Convertíos porque está cerca el Reino de los Cielos

2º Domingo de Adviento. Ciclo A

Por: M. Carmen Martín. Vita et Pax. Madrid.

El Evangelio nos presenta a Juan en el desierto. Allí había aparecido de pronto, no se sabe muy bien cómo ni de dónde, vestido con piel de camello y alimentándose de saltamontes y miel silvestre. Hay algo nuevo y sorprendente en este profeta. No predica en Jerusalén, como Isaías y otros profetas, vive apartado de la élite del templo; tampoco aparece en la corte, se mueve lejos del palacio de Antipas.

Exhorta a las gentes a la conversión, a preparar el camino del Señor. Su voz debía de tener un acento de sinceridad, porque fueron muchos los que acudieron a él. Entonces, como ahora, las gentes andaban a la búsqueda de una señal. Mucha gente estaba insatisfecha y aguardaba la manifestación de Dios. De Dios o de su Mesías. De Dios o de su liberación.

La liberación, en ese momento, no consistía en escapar del lugar de la esclavitud. Se trataba de abandonar un estilo de vida. Era una llamada a la “conversión”. Y, entonces, como ahora, abundaban los que ni siquiera veían la necesidad de convertirse. Se escudaban en sus genealogías. Alegaban ser descendientes de Abrahán. Como si la salvación fuese una casa que se recibe por herencia. Pero la salvación no está vinculada al país en el que se ha nacido, al grupo étnico al que se pertenece, al colegio que se ha frecuentado, al lugar donde se vive, a la ropa que se viste…

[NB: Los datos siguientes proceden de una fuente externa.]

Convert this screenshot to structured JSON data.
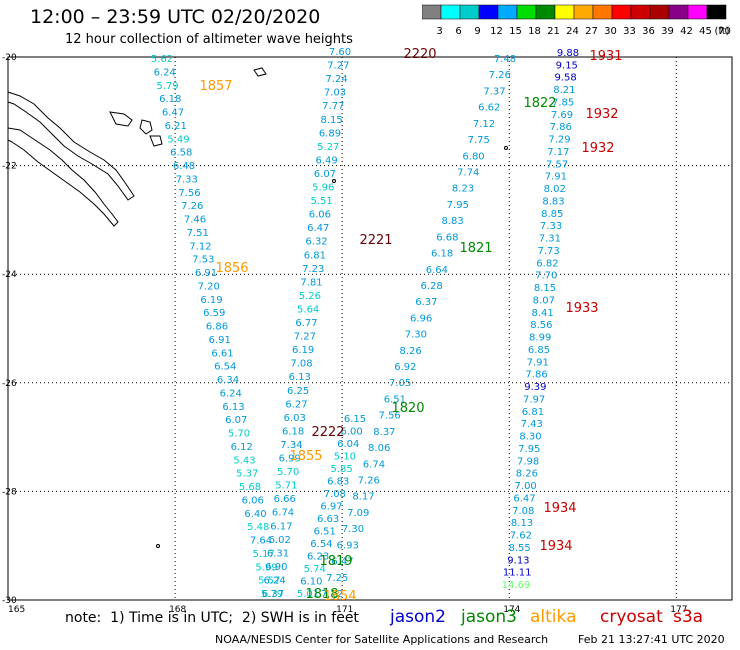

¡Convertirnos! Esto es lo primero que necesitamos también hoy: convertirnos a Dios, volver a Jesús, abrirle caminos en el mundo y en la Iglesia. No será fácil. Probablemente se necesitará mucho tiempo para que la misericordia, el amor entrañable de Dios, sea el centro de nuestra vida cristiana pero este tiempo de Adviento es privilegiado para ello. La conversión hoy puede tener diferentes sendas:

Convertirnos es ser conscientes de que el mundo, y la vida, necesita una buena noticia auténtica y tratar de encontrarla en la cercanía de Dios y su Evangelio.

Convertirnos es vincular, desde la raíz, nuestra vida y nuestro destino con todas las personas que ya no esperan nada o esperan otras cosas, como lo hizo Jesús, nuestro Dios.

Convertirnos es hacer el bien allí donde una se encuentre. Es justo ahí y no en otra parte, es justo en ese momento y no mañana.

Convertirnos es “tener cuidado” de los otros y de las otras mientras esperamos. Desarrollar en mí una sensibilidad que me ayude a percibir su situación y asumir, con sencillez, sus necesidades.

Convertirnos es hacernos testigos de tantas historias de sufrimiento olvidadas. Es unirnos a la lucha de los empobrecidos por conseguir un futuro más digno y humano.

Convertirnos es reconocer que la propia vida personal aspira a una plenitud que no tenemos. Porque crecemos, y siempre podemos ir más allá y más adentro. Y podemos vivir con más profundidad. Así que convertirnos también es preguntarnos por eso que falta, que me falta, y buscar en el entorno de Dios la respuesta. Dejar de crecer es empezar a apagarse.

Convertirnos es creer que Dios no es un Dios distante, ajeno a la creación, desvinculado de la historia humana. Es un Dios que sigue presente en nuestro mundo, entre los desesperanzados, entre los empobrecidos, entre nosotras. Dios, que nos ha bendecido con su gran amor y que a él nos remite cuando nos desalentamos.

Convertirnos es ir comprendiendo que nuestro corazón no nos engaña cuando nos asegura que podemos aguardar el futuro, porque lo que nos espera por parte de Dios no va a frustrar nuestra esperanza (2 Pe 3,13).

Si Juan Bautista hubiera sabido de Dios lo que sabemos nosotras hoy, no hubiera dado una vida sino “mil” vidas por este Dios.